Cuma, Eylül 02, 2005

Ev Kedileri

Küçükken kumsalda dalgalarla oynadığım bir oyun vardı. Dalgalar kıyıya vururken ayaklarımı ıslatmadan dalgaya en yakın mesafede durmaya çalışırdım. Dalga gelince onunla beraber kıyıya döner, geri çekilince de peşinden denize giderdim. Sanki dünyanın kıyısında ölümle oyun oynamak gibi gelirdi bana. Aslında en heyecanlısı da akşamları ve ayağınızda en sevdiğiniz ayakkabıyla bu oyunu oynamaktır. Yapacağınız en ufak hesap hatası hem en sevdiğiniz ayakkabıya hem de annenizden yiyeceğiniz güzel bir fırçaya neden olacaktır.
Zamanının adrenali işte.
Bugün sistem o kadar güvenliğe yönelik ki çocuksu heyecanları bile özler olduk. İnşaatların ikinci katından kum yığınlarına atlama işi bile tam aksesuarlı paraşütlerle! yapılıyor. Evet, hepimiz emniyette olmayı seviyoruz ama ben emniyette olmayı sevmeyi sevmiyorum. Hayatta kalma içgüdümüz, teknoloji ve standartlar aslında bizleri birer ev kedisi haline getiriyor. Tırnakları olan ama fare tutmayı bilmeyen, fare cennetinde aç kalabilen kedilere.

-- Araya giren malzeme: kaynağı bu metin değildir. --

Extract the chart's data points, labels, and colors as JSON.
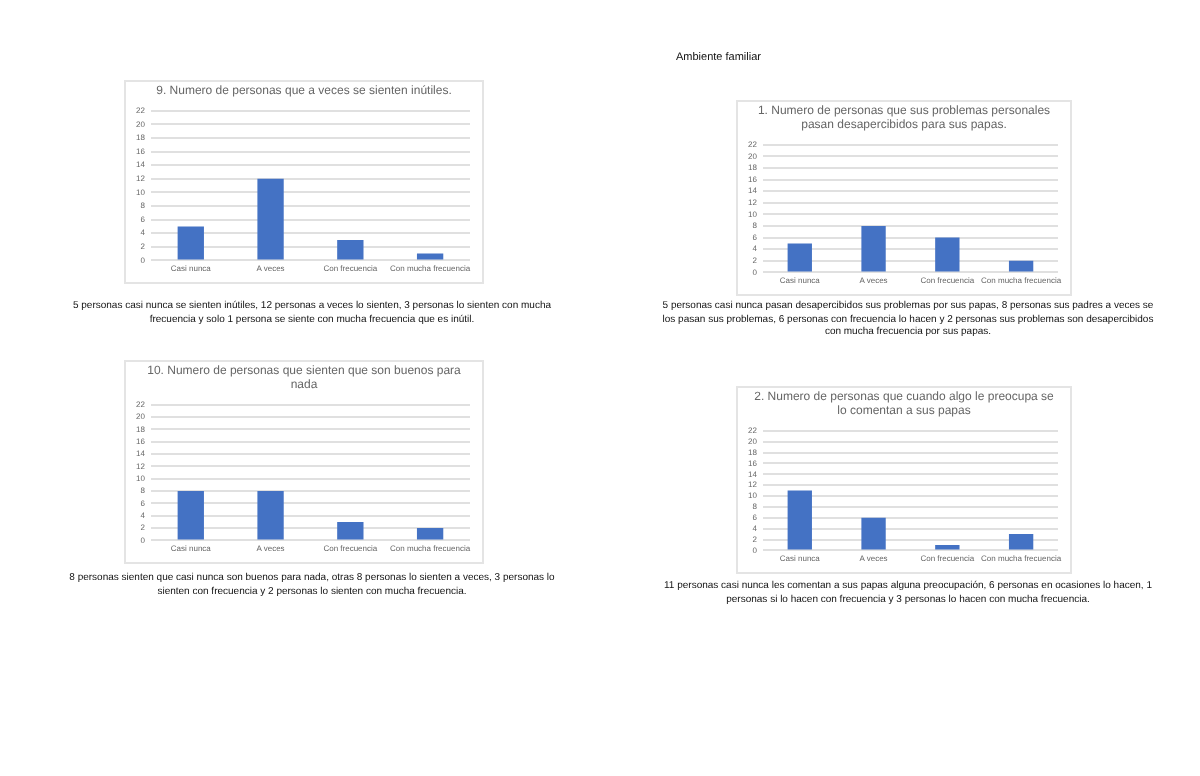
{
  "chart_data": [
    {
      "type": "bar",
      "title": "9. Numero de personas que a veces se sienten inútiles.",
      "categories": [
        "Casi nunca",
        "A veces",
        "Con frecuencia",
        "Con mucha frecuencia"
      ],
      "values": [
        5,
        12,
        3,
        1
      ],
      "color": "#4472c4",
      "ylim": [
        0,
        22
      ],
      "yticks": [
        0,
        2,
        4,
        6,
        8,
        10,
        12,
        14,
        16,
        18,
        20,
        22
      ],
      "grid": "y",
      "annotations": [
        "5 personas casi nunca se sienten inútiles, 12 personas a veces lo sienten, 3 personas lo sienten con mucha frecuencia y solo 1 persona se siente con mucha frecuencia que es inútil."
      ]
    },
    {
      "type": "bar",
      "title": "10. Numero de personas que sienten que son buenos para nada",
      "categories": [
        "Casi nunca",
        "A veces",
        "Con frecuencia",
        "Con mucha frecuencia"
      ],
      "values": [
        8,
        8,
        3,
        2
      ],
      "color": "#4472c4",
      "ylim": [
        0,
        22
      ],
      "yticks": [
        0,
        2,
        4,
        6,
        8,
        10,
        12,
        14,
        16,
        18,
        20,
        22
      ],
      "grid": "y",
      "annotations": [
        "8 personas sienten que casi nunca son buenos para nada, otras 8 personas lo sienten a veces, 3 personas lo sienten con frecuencia y 2 personas lo sienten con mucha frecuencia."
      ]
    },
    {
      "type": "bar",
      "title": "1. Numero de personas que sus problemas personales pasan desapercibidos para sus papas.",
      "categories": [
        "Casi nunca",
        "A veces",
        "Con frecuencia",
        "Con mucha frecuencia"
      ],
      "values": [
        5,
        8,
        6,
        2
      ],
      "color": "#4472c4",
      "ylim": [
        0,
        22
      ],
      "yticks": [
        0,
        2,
        4,
        6,
        8,
        10,
        12,
        14,
        16,
        18,
        20,
        22
      ],
      "grid": "y",
      "annotations": [
        "Ambiente familiar",
        "5 personas casi nunca pasan desapercibidos sus problemas por sus papas, 8 personas sus padres a veces se los pasan sus problemas, 6 personas con frecuencia lo hacen y 2 personas sus problemas son desapercibidos con mucha frecuencia por sus papas."
      ]
    },
    {
      "type": "bar",
      "title": "2. Numero de personas que cuando algo le preocupa se lo comentan a sus papas",
      "categories": [
        "Casi nunca",
        "A veces",
        "Con frecuencia",
        "Con mucha frecuencia"
      ],
      "values": [
        11,
        6,
        1,
        3
      ],
      "color": "#4472c4",
      "ylim": [
        0,
        22
      ],
      "yticks": [
        0,
        2,
        4,
        6,
        8,
        10,
        12,
        14,
        16,
        18,
        20,
        22
      ],
      "grid": "y",
      "annotations": [
        "11 personas casi nunca les comentan a sus papas alguna preocupación, 6 personas en ocasiones lo hacen, 1 personas si lo hacen con frecuencia y 3 personas lo hacen con mucha frecuencia."
      ]
    }
  ]
}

Farkında mısınız hayatımızı ne kadar emniyete alırsak aslında o kadar mutsuz olmaya başlıyoruz. Hayata baktığımız açılar ve algılarımız bizleri hayatta tutmaya yetmemeye başlıyor. Yani hayat ne kadar kolaysa o kadar bizden uzak aslında. Yaşıyoruz ama zevk aldığımız şeylerin sayısı da git gide azalıyor. Biliyorum ki insanların bu durumu çözmek için geliştirdikleri yapay zevkler de bir gün bitecek.
İşte o gün ben kaç yaşında olursam olayım inşaatın ikinci olmasa da birinci katından hem de yukarıya! bakarak atlayacağım.